Anjali walked to her bed and sat down. “Later, the girl searched and searched, but never found them. Instead, when she smelled the leaves and sticks and soil in which the dolls had been buried, she was filled with a strange sense of peace.” 

“Ahhh!” The bird cocked her head. “Tell me more.”  

“Decades later, farm workers were harvesting black-eyed peas and singing their songs. She started to harvest with them. She plucked some of the pods that had dried completely and when she held them to her nose, she remembered the smell.” 

“What was the smell?” 

“It’s hard to describe. The smell of all earthly real things.”  

“What makes the things of the earth real? Is it that you can see them, smell them, touch them?” 

Anjali considered the question. “I see you. I smell you. I can touch you. Does that mean you are real? I cannot any longer see my uncle or smell or touch him. Does that mean he was never real? No. What makes the things of the earth real is decay.” She paused, then took a quick breath. “My family left the earth, one by one. My uncle went out like a great tree dragged up by its roots. Listen! We live in the soil, not just on it. We live inside the soil, because from the moment we’re born, we’re destined to be within its darkness.” 

The bird slowly nodded and said in a low voice, “I understand. Now I understand.” 

Anjali scoffed. “Don’t tell me you understand this only now? I thought you knew everything!” 

“I don’t know everything. I only know you.” 

“Well, now it’s done. You asked me a question years ago. I’ve answered it. What will you do? Will you leave?” 

“I now have no reason to stay. Do you want me to leave?” 

“Yes! I’m sick to death of you. Get out, get out!” 

The bird glided away and, when she reached the door, she stretched her wing to the doorknob. She turned and nodded. As the door opened, moonlight suffused the bird’s body with ethereal light, throwing bare the graceful angles of her thin bones. How had Anjali forgotten the bird’s beauty? Having known her for years, she had begun to think of the bird as nothing more remarkable than a table or a stranger in the marketplace. But the bird was a marvel, a thing of wonder! Now Anjali was struck by the dark luminosity of her eyes, the quiet dignity of her every movement, the gentle curve of the retreating back, those delicate, luminous feathers. Without her, would the bird have a place in the world? Would the bird cease to exist, or would she befriend someone else? Anjali couldn’t decide which of these would cause her greater unhappiness.  
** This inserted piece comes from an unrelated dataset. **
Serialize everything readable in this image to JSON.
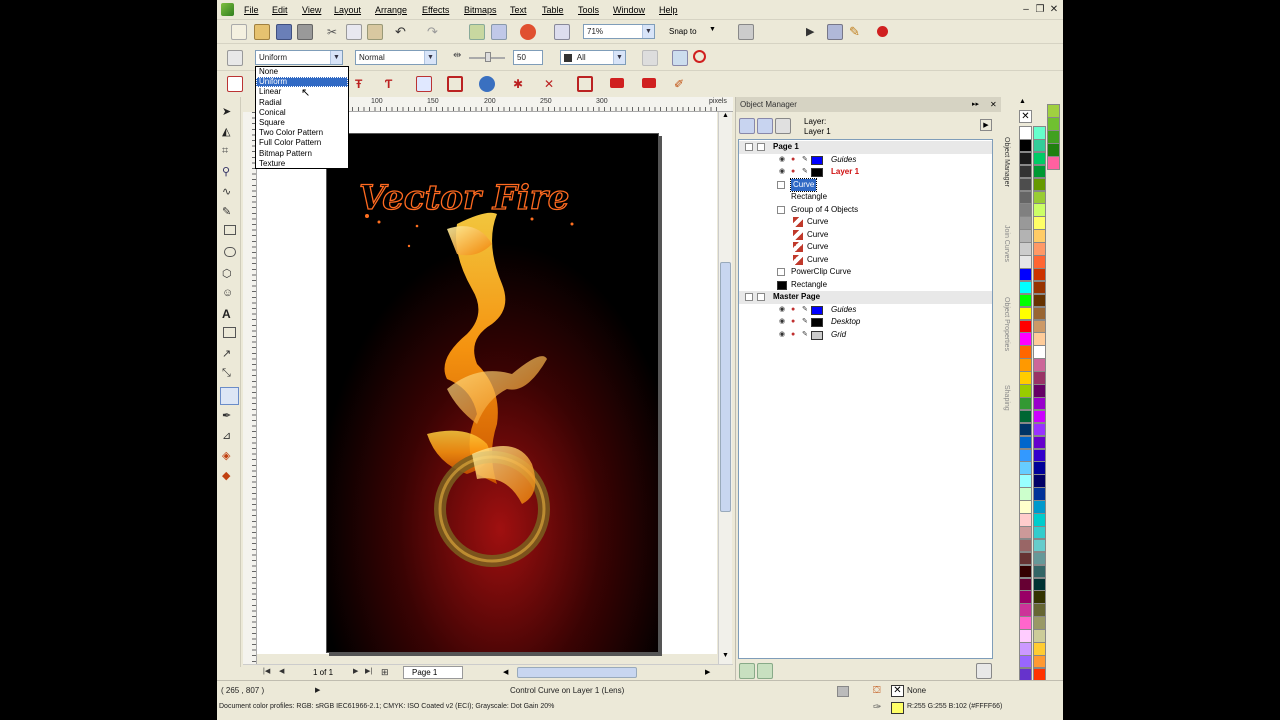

Gripping the edge of the bed, Anjali begged the bird to stay. The bird hesitated, then began flapping her wings. The bird screeched and the winds swirled around her as she rose off the floor. Anjali’s hair blew back. The room reverberated with the sound of beating wings. The bird rose higher and when her golden talons were about three feet from the ground, she floated to the chair. She slowed the beating of her wings and descended. Anjali sat on the bed, the bird in the chair. For a long while, they sat in silence, gazing at each other. 

The bird began to sing. It was the first tune from all those years ago. Listening to its lilting notes, stories of any other kind of life seemed absurd. Anjali understood that the song was a lullaby. She lay in bed as the bird watched. As she closed her eyes, the last thing Anjali saw was the bird’s feathered head hiding the silver moon and when she awoke, the first thing she saw was her bird in the chair. The orange light of the morning sun illuminated the beak, the feathers, those unblinking eyes.